Ich rate jedem Stotterer dazu, sich erst einmal professionelle Hilfe einzuholen. Eine ausgezeichnete Erstberatung zu seriösen Therapieangeboten erhält man bei der Bundesvereinigung Stottern & Selbsthilfe e. V. (BVSS) oder im Sprechraum in Berlin-Charlottenburg. Erwartungen, dass man die Sprechbehinderung wegtherapieren könne, werden hier nicht geweckt. Denn die „Pille gegen Stottern“ gibt es schlichtweg nicht.
Einen leicht verständlichen Überblick für Betroffene und ihre Angehörige mit wissenschaftlich gesicherten Informationen, was Stottern ist, wie es erkannt und behandelt werden kann, gibt die Patientenleitlinie ‚Stottern und Poltern‘ der Arbeitsgemeinschaft medizinischer Fachgesellschaften.
Wie geht es nach der Therapie weiter?
Manche Therapeuten bieten für die Zeit nach der Therapie jährliche Auffrischseminare oder turnusmäßige Videokonferenzen an. Ein anderer Weg ist, sich als Stotterin oder Stotterer mit anderen stotternden Menschen zu einer Selbsthilfegruppe zusammenzuschließen.
In Dresden existierte bislang keine stotterspezifische Selbsthilfegruppe. Jetzt arbeiten Aktive daran, zum einen eine Selbsthilfegruppe für junge Stotternde in Kooperation mit der bundesweiten Flowgruppe, zum andern eine generationsübergreifende Selbsthilfegruppe für Jung und Alt zu gründen.
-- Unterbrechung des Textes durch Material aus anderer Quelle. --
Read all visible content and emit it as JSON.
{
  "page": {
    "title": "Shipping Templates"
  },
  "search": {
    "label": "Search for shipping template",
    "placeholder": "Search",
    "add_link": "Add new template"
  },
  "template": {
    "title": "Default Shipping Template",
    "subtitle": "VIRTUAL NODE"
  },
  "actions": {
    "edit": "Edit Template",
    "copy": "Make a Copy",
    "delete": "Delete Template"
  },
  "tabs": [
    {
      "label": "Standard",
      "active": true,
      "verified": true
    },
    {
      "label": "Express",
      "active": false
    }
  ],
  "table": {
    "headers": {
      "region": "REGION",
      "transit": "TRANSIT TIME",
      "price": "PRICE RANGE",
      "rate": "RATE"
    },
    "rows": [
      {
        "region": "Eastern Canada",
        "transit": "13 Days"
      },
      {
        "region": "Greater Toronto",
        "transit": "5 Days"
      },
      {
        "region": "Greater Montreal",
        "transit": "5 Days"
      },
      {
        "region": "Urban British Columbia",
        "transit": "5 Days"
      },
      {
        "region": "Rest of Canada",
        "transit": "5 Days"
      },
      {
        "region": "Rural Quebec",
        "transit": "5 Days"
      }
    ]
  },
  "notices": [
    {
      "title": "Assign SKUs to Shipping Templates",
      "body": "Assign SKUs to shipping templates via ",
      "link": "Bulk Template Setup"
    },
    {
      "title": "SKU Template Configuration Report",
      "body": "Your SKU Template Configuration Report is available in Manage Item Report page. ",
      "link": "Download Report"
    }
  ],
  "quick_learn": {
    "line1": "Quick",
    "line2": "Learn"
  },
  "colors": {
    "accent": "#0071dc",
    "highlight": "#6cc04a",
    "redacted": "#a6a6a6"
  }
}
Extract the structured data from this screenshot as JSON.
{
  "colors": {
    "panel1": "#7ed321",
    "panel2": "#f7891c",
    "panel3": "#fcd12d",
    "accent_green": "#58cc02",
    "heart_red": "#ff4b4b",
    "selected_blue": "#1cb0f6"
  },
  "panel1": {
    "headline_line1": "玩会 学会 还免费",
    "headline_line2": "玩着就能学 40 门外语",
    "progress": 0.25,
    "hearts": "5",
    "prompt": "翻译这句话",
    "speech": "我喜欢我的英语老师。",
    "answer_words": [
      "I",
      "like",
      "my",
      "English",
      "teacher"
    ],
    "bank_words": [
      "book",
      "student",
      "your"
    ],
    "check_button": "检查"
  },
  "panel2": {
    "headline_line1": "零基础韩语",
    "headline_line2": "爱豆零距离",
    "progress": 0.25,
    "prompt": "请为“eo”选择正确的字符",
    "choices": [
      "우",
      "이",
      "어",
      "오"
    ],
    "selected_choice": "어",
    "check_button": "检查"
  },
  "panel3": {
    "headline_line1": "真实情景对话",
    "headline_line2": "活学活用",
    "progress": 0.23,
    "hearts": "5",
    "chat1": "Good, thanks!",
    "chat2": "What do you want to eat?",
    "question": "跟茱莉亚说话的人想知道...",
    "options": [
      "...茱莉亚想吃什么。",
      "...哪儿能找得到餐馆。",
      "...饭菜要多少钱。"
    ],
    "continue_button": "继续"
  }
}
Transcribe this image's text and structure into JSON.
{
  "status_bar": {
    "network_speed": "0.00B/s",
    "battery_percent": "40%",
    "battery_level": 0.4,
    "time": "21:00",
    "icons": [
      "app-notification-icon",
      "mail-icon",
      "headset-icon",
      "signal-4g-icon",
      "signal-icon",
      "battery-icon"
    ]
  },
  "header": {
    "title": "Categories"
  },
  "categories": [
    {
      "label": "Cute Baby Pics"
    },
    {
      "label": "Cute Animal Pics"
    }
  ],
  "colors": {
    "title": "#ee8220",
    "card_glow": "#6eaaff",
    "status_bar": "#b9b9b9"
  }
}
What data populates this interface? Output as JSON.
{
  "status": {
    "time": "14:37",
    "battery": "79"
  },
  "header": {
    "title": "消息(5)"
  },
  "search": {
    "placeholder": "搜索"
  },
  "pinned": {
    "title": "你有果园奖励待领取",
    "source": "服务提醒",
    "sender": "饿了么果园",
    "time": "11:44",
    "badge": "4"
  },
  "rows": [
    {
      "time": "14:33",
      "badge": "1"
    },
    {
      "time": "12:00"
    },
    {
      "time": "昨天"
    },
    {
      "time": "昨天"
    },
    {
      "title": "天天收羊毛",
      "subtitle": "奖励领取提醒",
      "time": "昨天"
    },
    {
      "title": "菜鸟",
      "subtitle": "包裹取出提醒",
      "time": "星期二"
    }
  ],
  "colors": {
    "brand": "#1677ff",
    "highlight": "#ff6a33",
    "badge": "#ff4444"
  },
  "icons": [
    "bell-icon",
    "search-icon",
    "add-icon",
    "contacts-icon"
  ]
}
Wer Lust hat mitzumachen oder sich erst einmal genauer über die Gruppen informieren möchte, wendet sich am besten an die städtische Kontakt- und Informationsstelle für Selbsthilfegruppen (KISS).
Was ist das BVSS?
BVSS steht für Bundesvereinigung Stottern & Selbsthilfe e. V. und ist ein Interessenverbund stotternder Menschen in Deutschland. Die BVSS wird durch sieben Landesverbände unterstützt. Für Sachsen ist der Landesverband Ost zuständig. Dr. Brockow ist Ansprechpartner des Landesverbandes Ost für Sachsen und bietet in der KISS eine Sprechstunde rund um das Thema Stottern und Selbsthilfe an.